Is this possible or do I need two raid cards?
I´m planning to buy a dl380p with 25 sff slots with 2 ssd:s raid 1 and 10 hdd:s raid 5, having room for 13 more hdd:s in the future.
Is this possible or do I need two raid cards?
Firstly - great choice, we have lots of that exact model - you know you get the dual-port 10Gbps 533FLR-T NIC adapter with that model too!
Anyway, with the 25-slot model you get a P420i controller with 2GB of memory and that supports the full 25 internal disks inside that machine just fine. Now one other thing to consider is potentially using the SSD/SSDs using HP's SmartCache - this uses the SSD to sit in front of the hard disk based array and acts as a read-cache for all the disks. We use it and love it, right now it doesn't do write-caching but we're beta-testing a future version that does do this and is likely to be released in time for G9 and will be a free upgrade. The HP P/N: for SmartCache is D7S26A btw.
You don't need an additional RAID controller to do what you're asking.
You can combine SSDs and spinning disks on the same controller and backplane. They cannot be mixed in the same logical drive, though.
I took note of the SSD you're planning to use; 691862-B21. It's a pretty low-end drive. How do you intend to use the SSD drives?
The 25-bay server works okay, but relies heavily on an internal SAS expander (which allows the use of one RAID controller), but also cannot function without the cache module. The stock 2Gb RAID cache experienced a ridiculous amount of failures in my environments, so I swap them out for 1Gb cache modules. If cache fails on this server model, you lose access to all disks.

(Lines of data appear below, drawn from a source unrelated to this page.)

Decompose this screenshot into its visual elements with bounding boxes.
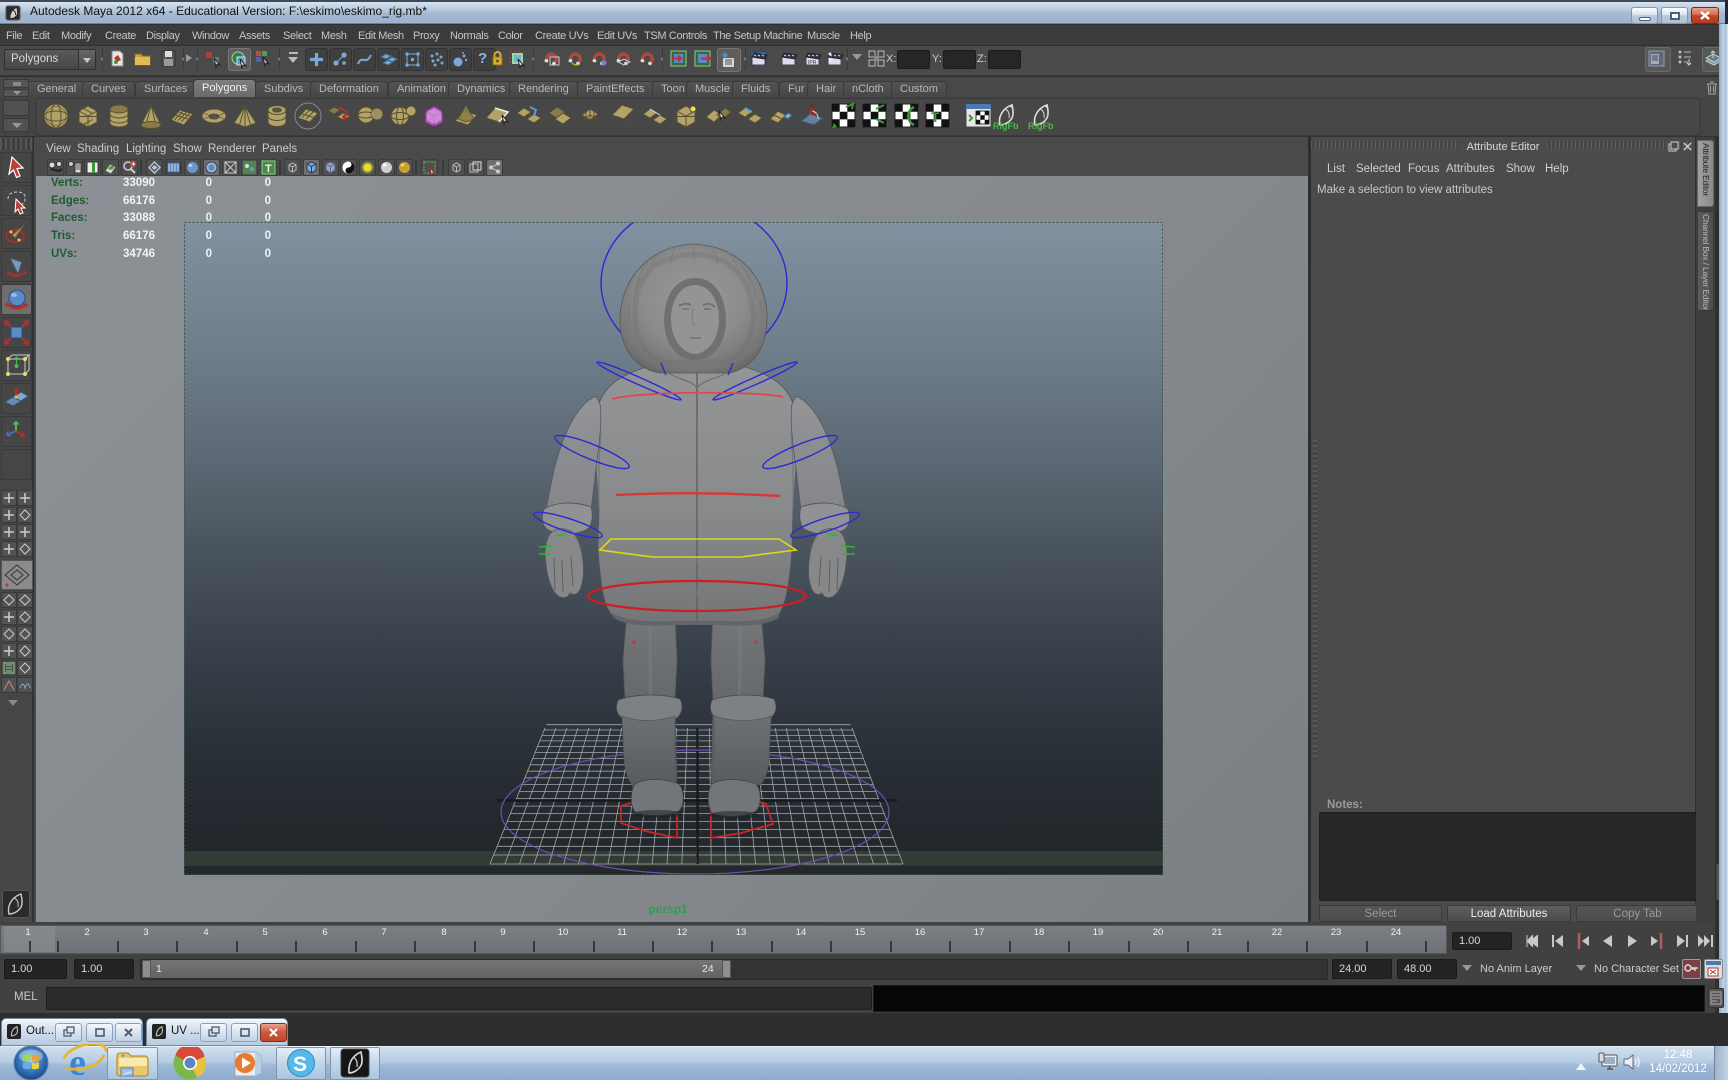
svg-text:S: S (293, 1053, 307, 1076)
svg-text:RigFb: RigFb (993, 121, 1019, 131)
svg-text:T: T (265, 163, 272, 175)
svg-text:T: T (931, 109, 940, 125)
svg-text:IPR: IPR (808, 60, 817, 66)
svg-text:RigFb: RigFb (1028, 121, 1054, 131)
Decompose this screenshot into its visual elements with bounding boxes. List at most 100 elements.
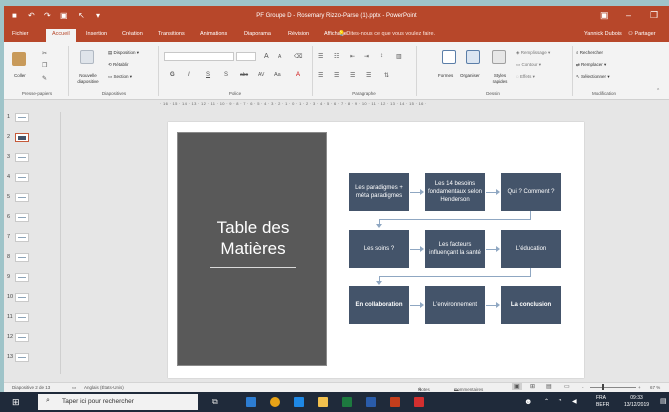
find-button[interactable]: ⌕ Rechercher [576, 50, 603, 55]
strikethrough-button[interactable]: abc [240, 72, 248, 78]
align-left-icon[interactable]: ☰ [318, 72, 323, 79]
process-box[interactable]: En collaboration [349, 286, 409, 324]
copy-icon[interactable]: ❐ [42, 62, 47, 69]
quick-styles-button[interactable]: Styles rapides [490, 73, 510, 85]
collapse-ribbon-icon[interactable]: ⌃ [656, 88, 660, 94]
slide-thumbnail[interactable] [15, 253, 29, 262]
numbering-icon[interactable]: ☷ [334, 53, 339, 60]
increase-indent-icon[interactable]: ⇥ [364, 53, 369, 60]
slide-thumbnail[interactable] [15, 113, 29, 122]
slide-thumbnail[interactable] [15, 133, 29, 142]
clock[interactable]: 09:33 13/12/2019 [624, 395, 649, 409]
text-direction-icon[interactable]: ⇅ [384, 72, 389, 79]
fill-button[interactable]: ◈ Remplissage ▾ [516, 50, 550, 56]
paste-button[interactable]: Coller [14, 73, 26, 78]
slide-thumbnail[interactable] [15, 353, 29, 362]
font-color-button[interactable]: A [296, 72, 300, 78]
tab-animations[interactable]: Animations [200, 31, 227, 37]
cut-icon[interactable]: ✂ [42, 50, 47, 57]
reading-view-icon[interactable]: ▤ [546, 383, 552, 390]
slide-thumbnail[interactable] [15, 213, 29, 222]
file-explorer-icon[interactable] [318, 397, 328, 407]
word-icon[interactable] [366, 397, 376, 407]
toc-panel[interactable]: Table des Matières [177, 132, 327, 366]
font-name-input[interactable] [164, 52, 234, 61]
effects-button[interactable]: ◌ Effets ▾ [516, 74, 535, 80]
task-view-icon[interactable]: ⧉ [212, 397, 218, 407]
format-painter-icon[interactable]: ✎ [42, 75, 47, 82]
windows-start-icon[interactable]: ⊞ [12, 397, 20, 408]
notifications-icon[interactable]: ▤ [660, 397, 667, 405]
bullets-icon[interactable]: ☰ [318, 53, 323, 60]
slideshow-view-icon[interactable]: ▭ [564, 383, 570, 390]
slide-thumbnail[interactable] [15, 313, 29, 322]
arrange-button[interactable]: Organiser [460, 73, 480, 78]
language-indicator[interactable]: Anglais (États-Unis) [84, 385, 124, 390]
select-button[interactable]: ↖ Sélectionner ▾ [576, 74, 610, 80]
ribbon-options-icon[interactable]: ▣ [600, 10, 609, 21]
slide-thumbnail[interactable] [15, 273, 29, 282]
replace-button[interactable]: ⇄ Remplacer ▾ [576, 62, 606, 68]
change-case-button[interactable]: Aa [274, 72, 281, 78]
italic-button[interactable]: I [188, 72, 190, 78]
clear-format-icon[interactable]: ⌫ [294, 53, 302, 60]
acrobat-icon[interactable] [414, 397, 424, 407]
process-box[interactable]: Les 14 besoins fondamentaux selon Hender… [425, 173, 485, 211]
restore-button[interactable]: ❐ [650, 10, 658, 21]
decrease-indent-icon[interactable]: ⇤ [350, 53, 355, 60]
quick-styles-icon[interactable] [492, 50, 506, 64]
grow-font-button[interactable]: A [264, 53, 269, 60]
zoom-out-button[interactable]: - [582, 385, 584, 390]
shapes-button[interactable]: Formes [438, 73, 453, 78]
outline-button[interactable]: ▭ Contour ▾ [516, 62, 541, 68]
process-box[interactable]: L'éducation [501, 230, 561, 268]
volume-icon[interactable]: ◀ [572, 398, 577, 405]
font-size-input[interactable] [236, 52, 256, 61]
char-spacing-button[interactable]: AV [258, 72, 264, 78]
spellcheck-icon[interactable]: ▭ [72, 385, 76, 391]
zoom-in-button[interactable]: + [638, 385, 641, 390]
shrink-font-button[interactable]: A [278, 54, 281, 60]
tab-design[interactable]: Création [122, 31, 143, 37]
tab-home[interactable]: Accueil [46, 29, 76, 42]
zoom-level[interactable]: 67 % [650, 385, 660, 390]
process-box[interactable]: Les facteurs influençant la santé [425, 230, 485, 268]
tab-file[interactable]: Fichier [12, 31, 29, 37]
slide-thumbnail[interactable] [15, 193, 29, 202]
powerpoint-icon[interactable] [390, 397, 400, 407]
align-right-icon[interactable]: ☰ [350, 72, 355, 79]
slide-sorter-icon[interactable]: ⊞ [530, 383, 535, 390]
align-center-icon[interactable]: ☰ [334, 72, 339, 79]
tab-transitions[interactable]: Transitions [158, 31, 185, 37]
user-name[interactable]: Yannick Dubois [584, 31, 622, 37]
zoom-slider[interactable] [590, 387, 636, 388]
tray-chevron-icon[interactable]: ⌃ [544, 398, 549, 405]
new-slide-icon[interactable] [80, 50, 94, 64]
network-icon[interactable]: ◔ [558, 398, 562, 404]
reset-button[interactable]: ⟲ Rétablir [108, 62, 129, 68]
chrome-icon[interactable] [270, 397, 280, 407]
process-box[interactable]: Les soins ? [349, 230, 409, 268]
slide-thumbnail[interactable] [15, 153, 29, 162]
justify-icon[interactable]: ☰ [366, 72, 371, 79]
slide-thumbnail[interactable] [15, 333, 29, 342]
process-box[interactable]: L'environnement [425, 286, 485, 324]
line-spacing-icon[interactable]: ↕ [380, 53, 383, 59]
taskbar-search-box[interactable]: ⌕ Taper ici pour rechercher [38, 394, 198, 410]
process-box[interactable]: Les paradigmes + méta paradigmes [349, 173, 409, 211]
tab-slideshow[interactable]: Diaporama [244, 31, 271, 37]
minimize-button[interactable]: – [626, 10, 631, 20]
section-button[interactable]: ▭ Section ▾ [108, 74, 132, 80]
tab-review[interactable]: Révision [288, 31, 309, 37]
excel-icon[interactable] [342, 397, 352, 407]
folder-app-icon[interactable] [246, 397, 256, 407]
language-tray[interactable]: FRA BEFR [596, 395, 609, 409]
normal-view-icon[interactable]: ▣ [512, 383, 522, 390]
slide-canvas[interactable]: Table des Matières Les paradigmes + méta… [168, 122, 584, 378]
tab-insert[interactable]: Insertion [86, 31, 107, 37]
edge-icon[interactable] [294, 397, 304, 407]
shadow-button[interactable]: S [224, 72, 228, 78]
toc-title[interactable]: Table des Matières [178, 217, 328, 259]
slide-thumbnail[interactable] [15, 173, 29, 182]
slide-thumbnail[interactable] [15, 233, 29, 242]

That's the only warning about this model.
The SSDs you spec'd aren't particularly fast throughput-wise, but may be an improvement for random read performance. HP markets that particular SSD as a read-optimized disk. It's write performance is very poor (easily surpassed by regular disks). If you can give a better idea of what you need the SSDs for, I can make a better configuration recommendation.